Sunday, February 23, 2003

Who's More Hobbesian?

Paul Berman thinks that Europe is Tocquevillian. True, Tocqueville wrote Democracy in America to teach Europe (France, in particular) what the Americans knew about democracy on whose path they had advanced the furthest and whose defects they had combated successfully. But it is quite a stretch to say that the continent that has witnessed so many forms of modern despotism over the last century, nearly a catalogue of all the things Tocqueville says can go wrong with democracy, has imbibed Tocqueville's teachings. Would that Tocqueville had been so successful a teacher -- or that Europe had been so educable.

Covering everything (too quickly) from Hobbes, Kant, and Tocqueville to Abraham Lincoln, Berman takes some issue with the thesis of Robert Kagan's new book, Of Paradise and Power, where Kagan makes the argument that Americans are Hobbesians, viewing the world as inherently dangerous, and Europeans are Kantians, viewing the world as amenable to international law bringing about perpetual peace. Berman makes this correction to Kagan, because he thinks that Europe's inability to wield power reflects a Tocquevillian spirit. Berman cites as his evidence some remarks in Tocqueville's chapter on the three races in America, where he gives evidence of a majority (whites) tyrannizing minorities (blacks and Indians) -- the major problem of democracy, as Tocqueville sees it.

It is true that Tocqueville is pessimistic regarding a satisfactory conclusion to this domestic problem in America. But it is unclear how Berman extrapolates some of Tocqueville's remarks on the inadequacy of government to deal with this specific problem to general impotence in foreign affairs. Now it is true that Tocqueville says that it is difficult to get liberal democracies to fight wars, but nothing that we've witnessed recently in America dispels that. We have, after all, let Saddam live for over a decade now.

Moreover, Berman is incorrect when he argues that Europeans are more Tocquevillian because they cannot conceive of everyone embracing liberal democracy. Tocqueville's introduction to Democracy in America makes it quite clear that he thought democracy's spread was irresistible and unstoppable. In fact, this is why he took it upon himself to study it so hard and devise a "new political science" to combat its defects. Tocqueville wasn't necessarily the propagandist that Hobbes and other Enlightenment philosophers were, but he thought that democracy was more just in the final analysis and that it was foolish to try to oppose it.
If anything, France represents the pusillanimity, that ignoble desire for peace at any cost, that Tocqueville feared liberal democracy engendered. In this crucial respect France is more Hobbesian or suffering more from certain side-effects of Hobbes's thought, which takes fear of violent death to be the fundamental human passion, than the US.

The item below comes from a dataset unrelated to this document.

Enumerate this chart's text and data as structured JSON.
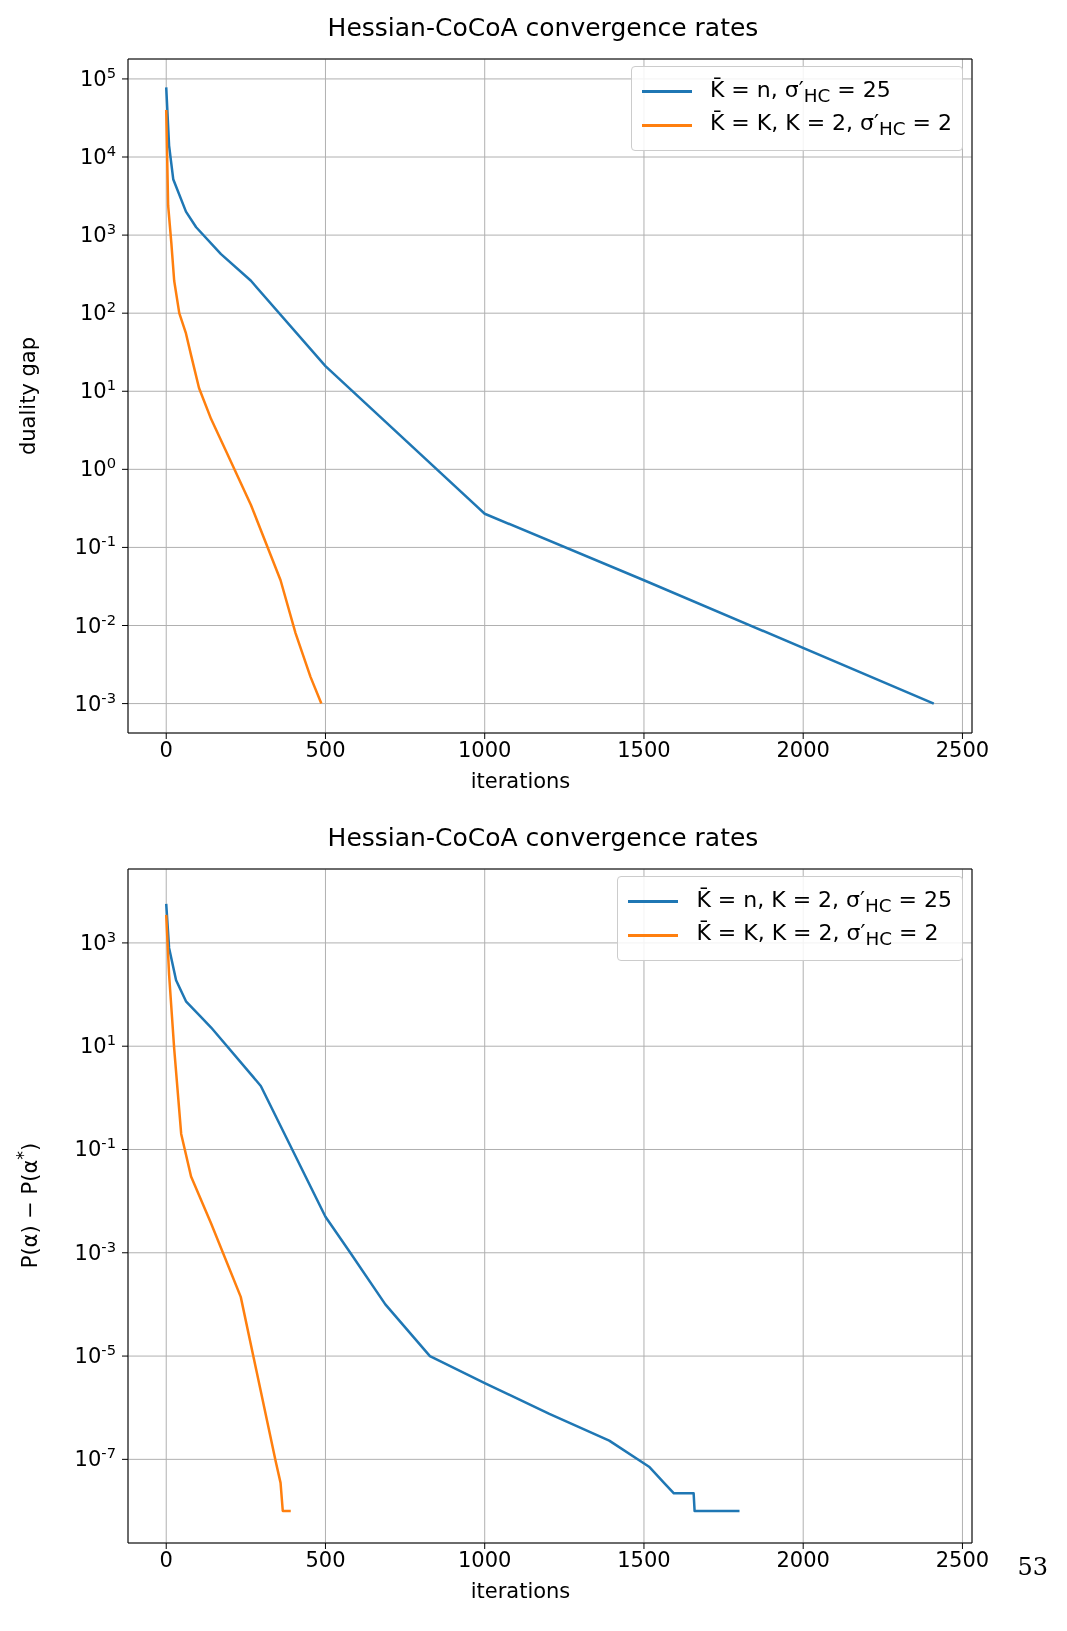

Berman has bitten off a little bit more than he can chew here, as perhaps have I in trying to respond to him. His review of these thinkers, like that of many foreign affairs analysts, is unfortunately superficial. Calling Europe (or really just France) "Tocquevillian" because he thinks France is moderate betrays a poor understanding of Tocqueville, not because Tocqueville wasn't moderate but because France cannot muster reasonable support for liberal democracy anymore. Mostly, there are arguments against going to war which Berman should make more clearly than trying to hide behind so many thinkers.